Things kick off at a military airport just outside Brussels.

It is just after dawn when the Belgian Air Force jet lifts off. The jet is one of those toys that some small boys - and nearly all grown men dream about.

It seats 12; there is a lot of wood and carpet; the lavatory has a cushioned cover.

Best of all, there is a table in the back of the cabin that unfolds from beneath the seats and then lifts electronically from the floor to seat height. Top Gear meets James Bond.

High speed

In the front sits Javier Solana, Marc Otte, the EU's Middle East envoy, and Mr Solana's spokeswoman, Christina Gallach - the only person in the world to work harder than Mr Solana.

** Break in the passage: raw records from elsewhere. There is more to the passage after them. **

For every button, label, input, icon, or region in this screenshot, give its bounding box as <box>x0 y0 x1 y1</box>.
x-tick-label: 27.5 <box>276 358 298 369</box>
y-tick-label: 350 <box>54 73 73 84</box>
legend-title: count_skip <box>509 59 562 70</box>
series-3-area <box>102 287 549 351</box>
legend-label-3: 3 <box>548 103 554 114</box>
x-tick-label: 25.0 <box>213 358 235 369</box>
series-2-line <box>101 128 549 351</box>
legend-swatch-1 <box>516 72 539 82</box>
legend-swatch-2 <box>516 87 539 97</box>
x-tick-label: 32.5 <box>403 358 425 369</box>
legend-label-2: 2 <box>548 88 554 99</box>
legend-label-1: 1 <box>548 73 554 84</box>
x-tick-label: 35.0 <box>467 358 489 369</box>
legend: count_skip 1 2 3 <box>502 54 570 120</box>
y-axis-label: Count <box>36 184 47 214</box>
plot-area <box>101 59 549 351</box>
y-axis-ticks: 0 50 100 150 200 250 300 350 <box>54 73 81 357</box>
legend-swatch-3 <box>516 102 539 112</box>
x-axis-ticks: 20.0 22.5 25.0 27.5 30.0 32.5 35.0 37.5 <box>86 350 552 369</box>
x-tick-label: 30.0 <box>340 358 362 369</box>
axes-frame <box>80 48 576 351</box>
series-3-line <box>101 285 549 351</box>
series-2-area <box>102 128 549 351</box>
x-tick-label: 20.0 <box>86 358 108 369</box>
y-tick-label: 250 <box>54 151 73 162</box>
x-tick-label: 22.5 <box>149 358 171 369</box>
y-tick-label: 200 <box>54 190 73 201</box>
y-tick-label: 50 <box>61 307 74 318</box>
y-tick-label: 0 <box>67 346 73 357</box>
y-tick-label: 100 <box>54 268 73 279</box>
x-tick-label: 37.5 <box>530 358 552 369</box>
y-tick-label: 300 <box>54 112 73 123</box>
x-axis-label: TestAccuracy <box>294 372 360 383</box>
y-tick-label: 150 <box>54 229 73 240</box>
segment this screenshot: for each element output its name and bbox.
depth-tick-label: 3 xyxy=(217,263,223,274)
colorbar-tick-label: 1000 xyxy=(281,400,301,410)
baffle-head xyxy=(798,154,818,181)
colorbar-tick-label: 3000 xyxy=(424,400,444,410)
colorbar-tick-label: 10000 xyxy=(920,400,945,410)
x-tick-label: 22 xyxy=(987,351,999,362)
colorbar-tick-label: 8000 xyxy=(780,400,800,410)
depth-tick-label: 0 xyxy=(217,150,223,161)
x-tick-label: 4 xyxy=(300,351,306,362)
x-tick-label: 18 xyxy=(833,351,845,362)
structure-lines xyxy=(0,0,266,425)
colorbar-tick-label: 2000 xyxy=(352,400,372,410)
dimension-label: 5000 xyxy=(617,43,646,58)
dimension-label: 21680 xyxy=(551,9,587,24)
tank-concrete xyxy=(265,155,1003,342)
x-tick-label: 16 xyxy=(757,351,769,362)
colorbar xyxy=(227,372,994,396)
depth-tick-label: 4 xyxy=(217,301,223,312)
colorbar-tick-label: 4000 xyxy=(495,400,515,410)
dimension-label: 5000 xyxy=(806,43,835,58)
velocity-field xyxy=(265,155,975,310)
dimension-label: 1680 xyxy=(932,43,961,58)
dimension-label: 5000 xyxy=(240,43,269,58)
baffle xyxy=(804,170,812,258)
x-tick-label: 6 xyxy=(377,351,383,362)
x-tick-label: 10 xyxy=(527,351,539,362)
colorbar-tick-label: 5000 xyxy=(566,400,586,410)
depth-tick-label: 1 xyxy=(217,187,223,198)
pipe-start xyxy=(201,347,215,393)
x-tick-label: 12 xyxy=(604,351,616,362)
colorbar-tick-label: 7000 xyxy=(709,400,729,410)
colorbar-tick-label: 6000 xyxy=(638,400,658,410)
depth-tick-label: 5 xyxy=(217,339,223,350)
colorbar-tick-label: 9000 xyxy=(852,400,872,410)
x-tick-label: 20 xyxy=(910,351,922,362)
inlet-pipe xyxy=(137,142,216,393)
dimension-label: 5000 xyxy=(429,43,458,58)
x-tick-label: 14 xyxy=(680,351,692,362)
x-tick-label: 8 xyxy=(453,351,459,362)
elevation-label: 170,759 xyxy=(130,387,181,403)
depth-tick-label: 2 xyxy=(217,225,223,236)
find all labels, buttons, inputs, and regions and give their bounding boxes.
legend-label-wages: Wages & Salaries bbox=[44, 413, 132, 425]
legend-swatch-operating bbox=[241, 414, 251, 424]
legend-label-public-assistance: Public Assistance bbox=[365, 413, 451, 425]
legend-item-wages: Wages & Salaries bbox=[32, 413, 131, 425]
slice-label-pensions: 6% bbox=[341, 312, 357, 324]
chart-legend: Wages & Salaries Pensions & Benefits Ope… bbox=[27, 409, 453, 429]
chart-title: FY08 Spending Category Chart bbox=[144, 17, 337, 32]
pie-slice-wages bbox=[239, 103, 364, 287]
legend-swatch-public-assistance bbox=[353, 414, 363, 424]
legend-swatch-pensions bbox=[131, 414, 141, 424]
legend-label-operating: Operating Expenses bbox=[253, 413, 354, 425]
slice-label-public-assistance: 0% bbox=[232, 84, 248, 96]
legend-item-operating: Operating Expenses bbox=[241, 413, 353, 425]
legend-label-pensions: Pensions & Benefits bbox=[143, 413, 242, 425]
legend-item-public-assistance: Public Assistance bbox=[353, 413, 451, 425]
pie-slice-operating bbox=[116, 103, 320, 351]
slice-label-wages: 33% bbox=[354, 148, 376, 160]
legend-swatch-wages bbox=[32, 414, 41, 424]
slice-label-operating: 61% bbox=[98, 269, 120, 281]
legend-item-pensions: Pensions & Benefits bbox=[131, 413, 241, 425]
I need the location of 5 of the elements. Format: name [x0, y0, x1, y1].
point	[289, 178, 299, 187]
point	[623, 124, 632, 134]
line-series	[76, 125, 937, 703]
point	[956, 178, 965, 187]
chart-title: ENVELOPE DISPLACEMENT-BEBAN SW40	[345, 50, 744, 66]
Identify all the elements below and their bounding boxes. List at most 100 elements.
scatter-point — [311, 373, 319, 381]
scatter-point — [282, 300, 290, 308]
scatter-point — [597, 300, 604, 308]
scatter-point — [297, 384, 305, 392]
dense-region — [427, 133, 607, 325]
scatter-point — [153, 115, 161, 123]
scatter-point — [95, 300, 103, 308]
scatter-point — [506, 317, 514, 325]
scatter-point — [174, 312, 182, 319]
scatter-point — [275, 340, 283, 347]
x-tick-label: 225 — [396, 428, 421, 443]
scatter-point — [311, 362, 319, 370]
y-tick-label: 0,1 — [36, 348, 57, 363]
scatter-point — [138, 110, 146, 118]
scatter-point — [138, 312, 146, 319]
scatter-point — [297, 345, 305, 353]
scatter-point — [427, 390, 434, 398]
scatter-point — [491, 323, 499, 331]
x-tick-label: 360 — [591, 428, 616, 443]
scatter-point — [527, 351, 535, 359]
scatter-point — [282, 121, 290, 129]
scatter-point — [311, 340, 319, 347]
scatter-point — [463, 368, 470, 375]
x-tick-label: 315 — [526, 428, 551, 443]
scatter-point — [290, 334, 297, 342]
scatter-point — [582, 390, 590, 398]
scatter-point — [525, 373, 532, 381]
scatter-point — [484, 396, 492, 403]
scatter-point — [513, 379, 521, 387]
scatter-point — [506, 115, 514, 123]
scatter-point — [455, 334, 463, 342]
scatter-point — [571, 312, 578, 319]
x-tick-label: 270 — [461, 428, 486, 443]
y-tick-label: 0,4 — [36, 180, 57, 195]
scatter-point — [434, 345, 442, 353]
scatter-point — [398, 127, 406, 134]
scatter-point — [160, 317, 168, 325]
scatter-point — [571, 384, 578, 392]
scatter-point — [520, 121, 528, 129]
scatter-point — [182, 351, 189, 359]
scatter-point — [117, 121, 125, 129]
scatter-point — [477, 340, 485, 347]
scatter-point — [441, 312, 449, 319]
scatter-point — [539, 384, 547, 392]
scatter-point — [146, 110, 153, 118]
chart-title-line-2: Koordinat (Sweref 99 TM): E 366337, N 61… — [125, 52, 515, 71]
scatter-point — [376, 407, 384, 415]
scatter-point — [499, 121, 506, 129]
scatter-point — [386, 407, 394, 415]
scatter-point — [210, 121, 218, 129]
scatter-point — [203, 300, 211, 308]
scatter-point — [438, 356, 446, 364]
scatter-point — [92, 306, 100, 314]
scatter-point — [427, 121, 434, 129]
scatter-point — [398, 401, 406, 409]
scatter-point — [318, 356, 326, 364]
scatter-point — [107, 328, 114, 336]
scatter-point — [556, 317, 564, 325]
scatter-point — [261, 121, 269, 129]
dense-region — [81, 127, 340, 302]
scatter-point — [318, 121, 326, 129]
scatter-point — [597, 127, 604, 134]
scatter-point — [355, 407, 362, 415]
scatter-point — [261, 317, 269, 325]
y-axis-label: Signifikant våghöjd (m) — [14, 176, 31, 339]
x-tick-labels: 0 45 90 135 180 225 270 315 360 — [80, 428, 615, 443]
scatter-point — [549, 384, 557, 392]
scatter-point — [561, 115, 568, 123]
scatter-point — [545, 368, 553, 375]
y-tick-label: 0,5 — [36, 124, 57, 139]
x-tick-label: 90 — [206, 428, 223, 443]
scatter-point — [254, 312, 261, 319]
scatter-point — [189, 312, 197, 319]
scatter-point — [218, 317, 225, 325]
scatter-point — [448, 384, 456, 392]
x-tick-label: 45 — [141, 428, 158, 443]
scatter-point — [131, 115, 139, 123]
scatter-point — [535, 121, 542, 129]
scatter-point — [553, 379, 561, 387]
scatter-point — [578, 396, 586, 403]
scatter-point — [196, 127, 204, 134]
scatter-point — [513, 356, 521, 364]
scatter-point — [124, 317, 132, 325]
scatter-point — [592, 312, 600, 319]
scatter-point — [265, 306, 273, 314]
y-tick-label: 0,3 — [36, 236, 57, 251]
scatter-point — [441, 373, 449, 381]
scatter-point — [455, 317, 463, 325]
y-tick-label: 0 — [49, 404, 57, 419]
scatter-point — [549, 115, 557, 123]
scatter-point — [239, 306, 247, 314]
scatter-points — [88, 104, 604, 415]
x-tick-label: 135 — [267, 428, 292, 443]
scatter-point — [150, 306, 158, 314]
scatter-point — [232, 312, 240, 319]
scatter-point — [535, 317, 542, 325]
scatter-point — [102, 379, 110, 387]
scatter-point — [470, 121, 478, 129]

For much of the flight they labour, yellow highlighters in hand, over piles of policy and position papers.

An attempt is being made to carve order out of the intricate mess that is the modern Middle East. On board the jet, there is a sense of calm, of purpose. And then we arrive in Beirut.

It is everything you have seen on the news. At least, it appears to be.

It is a little difficult to tell - because the seven or eight car convoy is being driven at around 110km/h (70mph) through the city streets, swerving from lane to lane, forcing other road users off the highway.

So there are snatched glimpses of pockmarked buildings, of posters of the murdered former Prime Minister Rafik Hariri, of a rather large number of startled pedestrians.

But most of all there are the outstretched arms of the police outriders making the hand signal that is grossly offensive in some parts of the Middle East, that in others is the sign that you very much appreciate your meal - but here I am pretty sure it is an indication that the recipient should get out of the way and wait. Now.

This is a strange way to see a city.

Either Mr Solana's visit is a big deal or it is a slow news day. By the time his convoy screeches up to see Nabih Berri, the Hezbollah-aligned Speaker of parliament, there are more than two dozen camera crews waiting.

They duly wait for the entirely anodyne comment to emerge from Mr Solana - it could have been about the decor, it did not really matter - before there is another screeching convoy ride to the prime minister's Serail, or palace.

Moving on

Mr Solana is whisked away, the last thing seen of him being a rather startled face in a wildly overcrowded lift.

In the grand inner courtyard of the Serail the SUVs of various ambassadors sit, whilst heavily built, shaven-headed bodyguards fiddle with their earpieces.

There is a whiff - just the slightest whiff - of Baghdad.

Mr Solana goes five or six rounds with the local press corps - which is notably more women than men - and then there is another insane drive around Beirut to pay homage to Rafik Hariri.

What was once his home is now a shrine; huge colour photographs of him hang on the walls or are perched on easels. In what must be the world's largest living room Mr Solana chats with Mr Hariri's son, Saad.

And then, after another quick word to the press, the convoy pelts to the airport. There is time to squeeze in one more interview - does the man never stop? - and then the jet is in the air.

As the sun sets in the distance, Javier Solana prepares for his next round of meetings, his spokeswoman's leopard-skin print coat draped over his legs for warmth.